If he felt his lack of sharpness was caused not only by his period sidelined through injury but through the frustration of playing with a club that seemed to be drifting from one tumultuous period to the next, then he was entitled to. The timing for Torres was unfortunate. Had Roy Hodgson still been in charge, then his decision to leave for a more promising club would have been regarded as inevitable and justified.

But the return of Kenny Dalglish has heightened sentiment and passion around Liverpool. The reaction to the second coming of King Kenny is proof once again of the unreasonable investment of faith that sports fans – tens of thousands of people – are willing to place in one human being. Dalglish cannot transform ordinary players into title challenging players. And yet some intangible change has already occurred.

It did not go unnoticed that for the brief few weeks when Torres played under Dalglish, he looked to have rediscovered his sense of purpose. And the team is grinding out wins; the club is slowly clawing its way back to more familiar heights in the league table. The signs were encouraging and that Torres chose to walk away now was quickly interpreted as an insult by everyone to whom Liverpool matters, from Fowler to the fans who will journey south to Stamford Bridge tomorrow with the express intent of barracking their former idol.

What the Torres saga amounted to was the need for sports fans to believe that their heroes “feel” for the club as much as they do.

There can be little question Torres tried to “get” what Liverpool was all about and that when he reviews his career, he may well fondly recall the atmosphere on Saturday afternoons – if not the conspicuous lack of success. Players come and go and only the gilded few like Torres have any substantial say in their destiny; that he opted to walk was crushing. That he rubbed salt in the wound by declaring it was his “destiny” to score tomorrow against his old club was a moment of foolishness that has landed on the Anfield infamy list.

It could well be that Torres will leave English football with a championship medal or two – but 10 points adrift of Manchester United, it is unlikely to be this season.

However, he could equally find his years at Stamford Bridge, a place prone to volatility caused by the rush to translate money into silverware, to be another frustrated period in his career. There are no guarantees but he was right in his assertion that he was, at least, moving to a club with ambition.

Liverpool, meantime, will continue to try to live with the billionaire club while retaining the belief in tradition and the melancholy sense that the best days are always either just behind them or are a few years down the road. Anyone who heard the riveting public interview that the Off the Ball boys conducted with Graeme Souness on Thursday night got an inkling of the way that Liverpool, for whatever reason, gets under the skin of football players who played there.

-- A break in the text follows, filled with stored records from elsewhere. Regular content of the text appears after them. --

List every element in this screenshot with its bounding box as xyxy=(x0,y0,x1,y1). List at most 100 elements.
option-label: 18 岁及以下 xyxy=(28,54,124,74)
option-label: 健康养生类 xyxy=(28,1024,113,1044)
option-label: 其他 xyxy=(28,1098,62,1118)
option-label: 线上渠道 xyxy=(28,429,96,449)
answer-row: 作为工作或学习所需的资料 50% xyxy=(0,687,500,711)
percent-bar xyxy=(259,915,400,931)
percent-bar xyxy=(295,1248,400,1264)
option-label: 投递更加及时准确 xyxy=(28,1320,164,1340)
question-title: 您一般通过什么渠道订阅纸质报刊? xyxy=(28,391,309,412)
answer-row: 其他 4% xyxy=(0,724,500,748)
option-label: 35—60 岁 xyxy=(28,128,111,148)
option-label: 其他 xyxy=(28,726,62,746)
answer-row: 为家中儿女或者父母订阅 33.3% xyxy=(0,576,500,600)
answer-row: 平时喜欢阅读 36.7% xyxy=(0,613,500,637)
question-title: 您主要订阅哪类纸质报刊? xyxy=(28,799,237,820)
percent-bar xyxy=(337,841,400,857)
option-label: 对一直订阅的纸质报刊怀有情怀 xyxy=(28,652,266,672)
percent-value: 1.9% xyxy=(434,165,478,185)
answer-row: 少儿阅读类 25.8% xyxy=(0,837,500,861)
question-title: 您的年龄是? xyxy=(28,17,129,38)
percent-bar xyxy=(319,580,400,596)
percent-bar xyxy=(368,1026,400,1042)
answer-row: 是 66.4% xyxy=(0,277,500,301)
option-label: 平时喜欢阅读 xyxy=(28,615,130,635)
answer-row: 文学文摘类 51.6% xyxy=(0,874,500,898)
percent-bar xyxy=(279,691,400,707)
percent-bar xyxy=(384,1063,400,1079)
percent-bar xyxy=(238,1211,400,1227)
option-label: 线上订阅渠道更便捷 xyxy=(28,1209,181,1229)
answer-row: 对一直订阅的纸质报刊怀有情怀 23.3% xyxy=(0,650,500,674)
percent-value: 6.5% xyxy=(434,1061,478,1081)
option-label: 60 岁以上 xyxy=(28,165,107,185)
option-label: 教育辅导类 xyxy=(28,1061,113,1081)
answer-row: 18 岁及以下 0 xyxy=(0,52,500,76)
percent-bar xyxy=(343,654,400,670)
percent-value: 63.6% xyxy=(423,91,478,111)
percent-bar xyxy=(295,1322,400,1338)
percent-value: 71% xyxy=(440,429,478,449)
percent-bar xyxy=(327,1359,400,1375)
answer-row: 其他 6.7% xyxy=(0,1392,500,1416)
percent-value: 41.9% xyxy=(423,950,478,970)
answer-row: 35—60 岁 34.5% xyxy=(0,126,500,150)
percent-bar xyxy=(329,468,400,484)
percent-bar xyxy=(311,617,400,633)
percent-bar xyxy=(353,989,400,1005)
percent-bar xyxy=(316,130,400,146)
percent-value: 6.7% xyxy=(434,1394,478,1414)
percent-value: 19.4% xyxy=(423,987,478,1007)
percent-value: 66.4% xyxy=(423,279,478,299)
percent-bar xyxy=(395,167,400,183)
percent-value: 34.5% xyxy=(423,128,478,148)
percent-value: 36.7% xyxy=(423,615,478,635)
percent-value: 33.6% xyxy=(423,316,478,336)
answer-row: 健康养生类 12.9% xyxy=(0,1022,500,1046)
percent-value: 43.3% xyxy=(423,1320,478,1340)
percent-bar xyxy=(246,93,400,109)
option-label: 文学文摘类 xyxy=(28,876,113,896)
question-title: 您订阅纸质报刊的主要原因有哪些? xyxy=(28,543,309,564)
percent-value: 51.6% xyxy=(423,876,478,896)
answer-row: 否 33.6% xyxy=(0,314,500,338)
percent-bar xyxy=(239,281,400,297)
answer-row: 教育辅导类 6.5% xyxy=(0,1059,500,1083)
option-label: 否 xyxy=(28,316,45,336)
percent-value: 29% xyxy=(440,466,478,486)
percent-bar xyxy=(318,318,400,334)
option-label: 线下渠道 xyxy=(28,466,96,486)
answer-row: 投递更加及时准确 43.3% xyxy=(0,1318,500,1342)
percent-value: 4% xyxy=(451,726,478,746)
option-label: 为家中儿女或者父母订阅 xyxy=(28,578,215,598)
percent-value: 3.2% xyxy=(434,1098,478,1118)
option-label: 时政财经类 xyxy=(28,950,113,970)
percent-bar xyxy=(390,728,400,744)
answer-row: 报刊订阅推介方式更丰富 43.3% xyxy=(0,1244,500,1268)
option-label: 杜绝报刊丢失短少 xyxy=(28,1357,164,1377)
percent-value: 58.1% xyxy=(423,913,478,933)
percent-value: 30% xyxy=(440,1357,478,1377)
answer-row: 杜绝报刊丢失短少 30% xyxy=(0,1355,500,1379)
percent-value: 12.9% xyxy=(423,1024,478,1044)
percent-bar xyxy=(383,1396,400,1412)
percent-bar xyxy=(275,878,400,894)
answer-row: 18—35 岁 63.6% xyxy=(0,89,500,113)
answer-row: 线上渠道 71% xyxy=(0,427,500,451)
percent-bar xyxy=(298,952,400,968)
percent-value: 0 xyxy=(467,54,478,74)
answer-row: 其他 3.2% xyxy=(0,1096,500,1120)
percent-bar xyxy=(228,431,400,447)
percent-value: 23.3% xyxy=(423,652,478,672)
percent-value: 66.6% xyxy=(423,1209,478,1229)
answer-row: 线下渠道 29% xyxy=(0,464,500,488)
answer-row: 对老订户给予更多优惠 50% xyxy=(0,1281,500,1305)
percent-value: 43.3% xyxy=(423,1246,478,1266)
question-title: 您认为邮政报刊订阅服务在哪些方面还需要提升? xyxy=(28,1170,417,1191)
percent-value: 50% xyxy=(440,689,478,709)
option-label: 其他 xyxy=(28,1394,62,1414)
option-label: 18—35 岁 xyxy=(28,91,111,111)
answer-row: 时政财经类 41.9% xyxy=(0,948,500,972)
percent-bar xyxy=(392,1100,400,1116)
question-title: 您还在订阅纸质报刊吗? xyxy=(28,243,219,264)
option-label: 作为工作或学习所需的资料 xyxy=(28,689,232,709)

The Scotsman spoke about he club the way others speak about their faith. During the furore over Torres, a potentially more important decision about the club has been largely overlooked. Owner John Henry’s remarks suggesting that rather than abandon Anfield for a new stadium up the road, the club might redevelop the ground should help to preserve everything that Liverpool holds dear about itself. As the owner of the Boston Red Sox, Henry understands that Fenway Park – John Updike’s “lyric little bandbox”(and also archaic and manky and draughty) is what gives that sporting club its heritage. The same is true of Anfield.

The decision to build a new stadium at Stanley Park was informed by an anxiety to keep up with England’s other super clubs. The fashion for abandoning traditional grounds and rebuilding new stadiums is one teams may come to regret. Marvellous as the new Emirates stadium is, any Arsenal fan who has walked Holloway Road and been shown the block of flats where Highbury used to stand must find it strange. Maybe it is just nostalgia but when it comes to sport, there is something important – invaluable – about being able to go to a game in a ground that can boast decades and decades of remembered moments. So exit Torres and enter Suarez. The young Uruguayan best tread carefully. Fowler and the other young blades of yesteryear are watching.